Alberta Takes a Bite of the Big Apple

The industrial design students of the University of Alberta took Manhattan this May, the first time a Canadian design school has been accepted at ICFF. Entitled Decay, the U of A booth displayed abstracted fragments of objects from the year’s furniture design studio. Students chose details from their work, enlarged them to human scale, and cast them in clear acrylic. The result: an array of cryptic, haunting casts that evoke the original design objects, and are art-worthy pieces in themselves.

The idea behind the show? To re-introduce the poetry that drives design – often lost when an object enters the commercial world. “Once people start using a product, the conceptual idea of the product starts to decay,” explains Tim Antoniuk, the instructor who led the development of the show. “We wanted to link end users back into the design process.”

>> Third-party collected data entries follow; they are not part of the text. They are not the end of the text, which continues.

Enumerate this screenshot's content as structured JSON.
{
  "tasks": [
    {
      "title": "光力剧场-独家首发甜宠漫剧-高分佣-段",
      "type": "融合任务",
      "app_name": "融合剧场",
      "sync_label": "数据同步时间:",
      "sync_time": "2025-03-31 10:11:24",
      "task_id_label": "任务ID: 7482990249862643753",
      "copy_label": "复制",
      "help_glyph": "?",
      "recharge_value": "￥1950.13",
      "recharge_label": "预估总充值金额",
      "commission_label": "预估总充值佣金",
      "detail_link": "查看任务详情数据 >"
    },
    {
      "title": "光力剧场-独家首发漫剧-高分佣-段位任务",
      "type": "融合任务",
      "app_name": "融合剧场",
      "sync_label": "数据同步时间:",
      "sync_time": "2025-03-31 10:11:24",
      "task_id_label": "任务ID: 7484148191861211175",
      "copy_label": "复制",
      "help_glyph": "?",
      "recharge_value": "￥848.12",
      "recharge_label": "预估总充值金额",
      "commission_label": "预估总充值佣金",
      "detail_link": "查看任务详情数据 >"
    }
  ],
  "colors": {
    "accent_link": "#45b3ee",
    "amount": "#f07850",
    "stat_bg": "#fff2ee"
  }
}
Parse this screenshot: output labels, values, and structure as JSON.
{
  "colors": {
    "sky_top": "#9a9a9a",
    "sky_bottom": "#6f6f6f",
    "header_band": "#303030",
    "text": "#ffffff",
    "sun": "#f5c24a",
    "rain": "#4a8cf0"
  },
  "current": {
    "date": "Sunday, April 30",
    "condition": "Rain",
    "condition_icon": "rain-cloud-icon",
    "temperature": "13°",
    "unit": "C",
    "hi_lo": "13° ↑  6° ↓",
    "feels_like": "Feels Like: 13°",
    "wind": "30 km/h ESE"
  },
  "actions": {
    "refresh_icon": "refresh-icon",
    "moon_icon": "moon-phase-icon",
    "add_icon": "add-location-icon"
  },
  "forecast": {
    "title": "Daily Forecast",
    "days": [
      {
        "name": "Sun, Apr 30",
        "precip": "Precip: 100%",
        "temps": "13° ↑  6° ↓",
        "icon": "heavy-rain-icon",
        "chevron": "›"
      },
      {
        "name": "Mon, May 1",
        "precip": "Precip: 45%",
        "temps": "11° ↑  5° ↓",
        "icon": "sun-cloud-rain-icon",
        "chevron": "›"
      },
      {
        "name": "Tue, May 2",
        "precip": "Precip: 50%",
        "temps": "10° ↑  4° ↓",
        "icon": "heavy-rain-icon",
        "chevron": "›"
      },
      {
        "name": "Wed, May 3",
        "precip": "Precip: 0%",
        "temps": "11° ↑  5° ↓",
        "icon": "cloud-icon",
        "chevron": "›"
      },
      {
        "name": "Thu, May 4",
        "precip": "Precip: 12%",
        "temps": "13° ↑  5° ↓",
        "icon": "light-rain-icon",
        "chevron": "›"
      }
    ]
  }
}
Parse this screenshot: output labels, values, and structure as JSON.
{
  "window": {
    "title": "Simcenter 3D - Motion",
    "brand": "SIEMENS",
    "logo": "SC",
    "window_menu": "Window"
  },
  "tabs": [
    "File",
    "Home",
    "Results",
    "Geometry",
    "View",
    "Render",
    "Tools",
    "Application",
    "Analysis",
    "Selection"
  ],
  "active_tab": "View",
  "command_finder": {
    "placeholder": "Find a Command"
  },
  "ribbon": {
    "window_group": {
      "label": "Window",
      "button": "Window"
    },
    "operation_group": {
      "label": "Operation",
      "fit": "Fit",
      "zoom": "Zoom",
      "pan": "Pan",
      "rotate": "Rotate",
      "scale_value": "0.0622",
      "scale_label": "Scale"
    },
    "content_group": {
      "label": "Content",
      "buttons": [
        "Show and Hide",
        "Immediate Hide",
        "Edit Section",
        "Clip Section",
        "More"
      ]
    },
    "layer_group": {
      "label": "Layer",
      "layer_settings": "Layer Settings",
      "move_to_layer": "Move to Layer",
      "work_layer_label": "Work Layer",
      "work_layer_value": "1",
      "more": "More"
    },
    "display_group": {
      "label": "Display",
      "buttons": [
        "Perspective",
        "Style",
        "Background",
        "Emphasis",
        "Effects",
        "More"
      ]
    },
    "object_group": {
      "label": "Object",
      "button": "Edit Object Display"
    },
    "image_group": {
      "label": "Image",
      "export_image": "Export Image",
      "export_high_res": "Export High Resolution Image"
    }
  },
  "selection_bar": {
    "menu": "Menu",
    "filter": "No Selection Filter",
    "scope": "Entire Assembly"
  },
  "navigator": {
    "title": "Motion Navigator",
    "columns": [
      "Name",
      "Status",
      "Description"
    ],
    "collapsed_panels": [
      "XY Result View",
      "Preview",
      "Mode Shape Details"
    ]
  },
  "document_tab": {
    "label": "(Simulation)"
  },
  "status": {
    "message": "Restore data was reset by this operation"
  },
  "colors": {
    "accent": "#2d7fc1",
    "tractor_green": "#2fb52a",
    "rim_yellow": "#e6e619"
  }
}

Mounting the show at the continent’s largest trade fair was an acid test with positive results. “It was hard for people to walk up to the booth and say, ‘Oh, I know what that’s about.’ They would have to engage with the objects, and then look at a catalogue or talk with the students,” observes Antoniuk. “Their reaction was, ‘Wow, is that ever cool,’ once they understood the idea behind the display.”

For the U of A students, being at ICFF was itself a valuable experience, opening contacts with design professionals, retailers and consumers that can lead to other opportunities. Their booth’s success challenges other Canadian schools to follow their lead, testing ideas forged in the academy at future shows in the Big Apple.